10.4 Consequences of System-F Types🔗

A natural question you might have is: is System F more expressive than the simply-typed lambda calculus? The answer is yes: we can give types to programs that are not typeable in STLC. An example is the self-application term:

\lambda x . x~x

We saw how we couldn’t give a type to this program in STLC because there was no way for the argument to a function to have the same type as the function itself. In System F, we can give a type to this program by making use of type application:

\lambda x : (\forall X . X \rightarrow X) . (x~[\forall X . X \rightarrow X])~x

Note that this program has type (\forall X . X \rightarrow X) \rightarrow (\forall X . X \rightarrow X) This seems to imply that System F is extremely expressive, perhaps even so expressive that it can write all programs that can be written in the untyped lambda calculus. But in fact, this is not the case: just like STLC, System F is strongly normalizing (meaning, all well-typed System F programs terminate).

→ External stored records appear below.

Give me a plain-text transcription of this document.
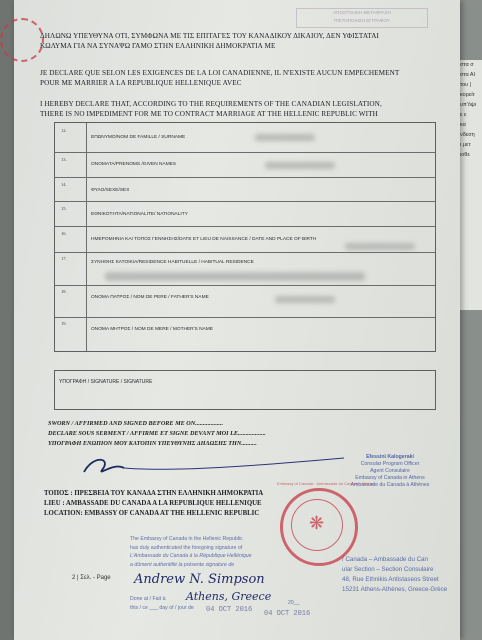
στα σ
στα ΑΙ
του |
κορείτ
υπ'όψι
ε ε
κα
νδεση
ι μετ
ιοθε
ΑΠΟΣΤΟΛΙΚΗ ΜΕΤΑΦΡΑΣΗ
ΠΙΣΤΟΠΟΙΗΣΗ ΕΓΓΡΑΦΟΥ
ΔΗΛΩΝΩ ΥΠΕΥΘΥΝΑ ΟΤΙ, ΣΥΜΦΩΝΑ ΜΕ ΤΙΣ ΕΠΙΤΑΓΕΣ ΤΟΥ ΚΑΝΑΔΙΚΟΥ ΔΙΚΑΙΟΥ, ΔΕΝ ΥΦΙΣΤΑΤΑΙ
ΚΩΛΥΜΑ ΓΙΑ ΝΑ ΣΥΝΑΨΩ ΓΑΜΟ ΣΤΗΝ ΕΛΛΗΝΙΚΗ ΔΗΜΟΚΡΑΤΙΑ ΜΕ
JE DECLARE QUE SELON LES EXIGENCES DE LA LOI CANADIENNE, IL N'EXISTE AUCUN EMPECHEMENT
POUR ME MARRIER A LA REPUBLIQUE HELLENIQUE AVEC
I HEREBY DECLARE THAT, ACCORDING TO THE REQUIREMENTS OF THE CANADIAN LEGISLATION,
THERE IS NO IMPEDIMENT FOR ME TO CONTRACT MARRIAGE AT THE HELLENIC REPUBLIC WITH
12.
ΕΠΩΝΥΜΟ/NOM DE FAMILLE / SURNAME
13.
ΟΝΟΜΑΤΑ/PRENOMS /GIVEN NAMES
14.
ΦΥΛΟ/SEXE/SEX
15.
ΕΘΝΙΚΟΤΗΤΑ/NATIONALITE/ NATIONALITY
16.
ΗΜΕΡΟΜΗΝΙΑ ΚΑΙ ΤΟΠΟΣ ΓΕΝΝΗΣΗΣ/DATE ET LIEU DE NAISSANCE / DATE AND PLACE OF BIRTH
17.
ΣΥΝΗΘΗΣ ΚΑΤΟΙΚΙΑ/RESIDENCE HABITUELLE / HABITUAL RESIDENCE
18.
ΟΝΟΜΑ ΠΑΤΡΟΣ / NOM DE PERE / FATHER'S NAME
19.
ΟΝΟΜΑ ΜΗΤΡΟΣ / NOM DE MERE / MOTHER'S NAME
ΥΠΟΓΡΑΦΗ / SIGNATURE / SIGNATURE
SWORN / AFFIRMED AND SIGNED BEFORE ME ON..................
DECLARE SOUS SERMENT / AFFIRME ET SIGNE DEVANT MOI LE..................
ΥΠΟΓΡΑΦΗ ΕΝΩΠΙΟΝ ΜΟΥ ΚΑΤΟΠΙΝ ΥΠΕΥΘΥΝΗΣ ΔΗΛΩΣΗΣ ΤΗΝ..........
Efessini Kalogeraki
Consular Program Officer
Agent Consulaire
Embassy of Canada in Athens
Ambassade du Canada à Athènes
ΤΟΠΟΣ : ΠΡΕΣΒΕΙΑ ΤΟΥ ΚΑΝΑΔΑ ΣΤΗΝ ΕΛΛΗΝΙΚΗ ΔΗΜΟΚΡΑΤΙΑ
LIEU : AMBASSADE DU CANADA A LA REPUBLIQUE HELLENIQUE
LOCATION: EMBASSY OF CANADA AT THE HELLENIC REPUBLIC	❋
Embassy of Canada · Ambassade du Canada · Athens
The Embassy of Canada in the Hellenic Republic
has duly authenticated the foregoing signature of
L'Ambassade du Canada à la République Hellénique
a dûment authentifié la présente signature de
Andrew N. Simpson
Done at / Fait à Athens, Greece
this / ce ___ day of / jour de 04 OCT 2016 04 OCT 2016
20__
/ Canada – Ambassade du Can
ular Section – Section Consulaire
48, Rue Ethnikis Antistaseos Street
15231 Athens-Athènes, Greece-Grèce
2 | Σελ. - Page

How can this be if we just typechecked self application? It seems like we should now be able to write \Omega by chaining together \omega~\omega, just like we did in the untyped lambda calculus.

The observation that all System-F terms of type \forall X . X \rightarrow X must behave like the identity function is due to Reynolds, see Reynolds, J.C. (1983). "Types, abstraction, and parametric polymorphism". Information Processing. North Holland, Amsterdam. pp. 513–523. The introduction to this paper is hilarious.

Subsequently, these ideas were greatly expanded on by Wadler in his classic paper "Theorems for free!"

Let’s look closely at the type of \omega. Its argument is type \forall X . X \rightarrow X. Take a moment and write down as many System-F programs that you can can of this type. What do you see?

You should notice that they are all observationally equivalent to the identity function!

Why is this the case? Intuitively, all programs of type \forall X . X \rightarrow X must (1) consume some unknown type X, and (2) produce an inhabitant of some unknown type X \rightarrow X. Since this function can’t know anything at all about X – including how to construct values of type X – all it can do is return the argument to the caller.

Now we are starting to see how type structure can tell us rich and interesting details about how programs behave, and can even be so restrictive that there is exactly one program that inhabits a particular type.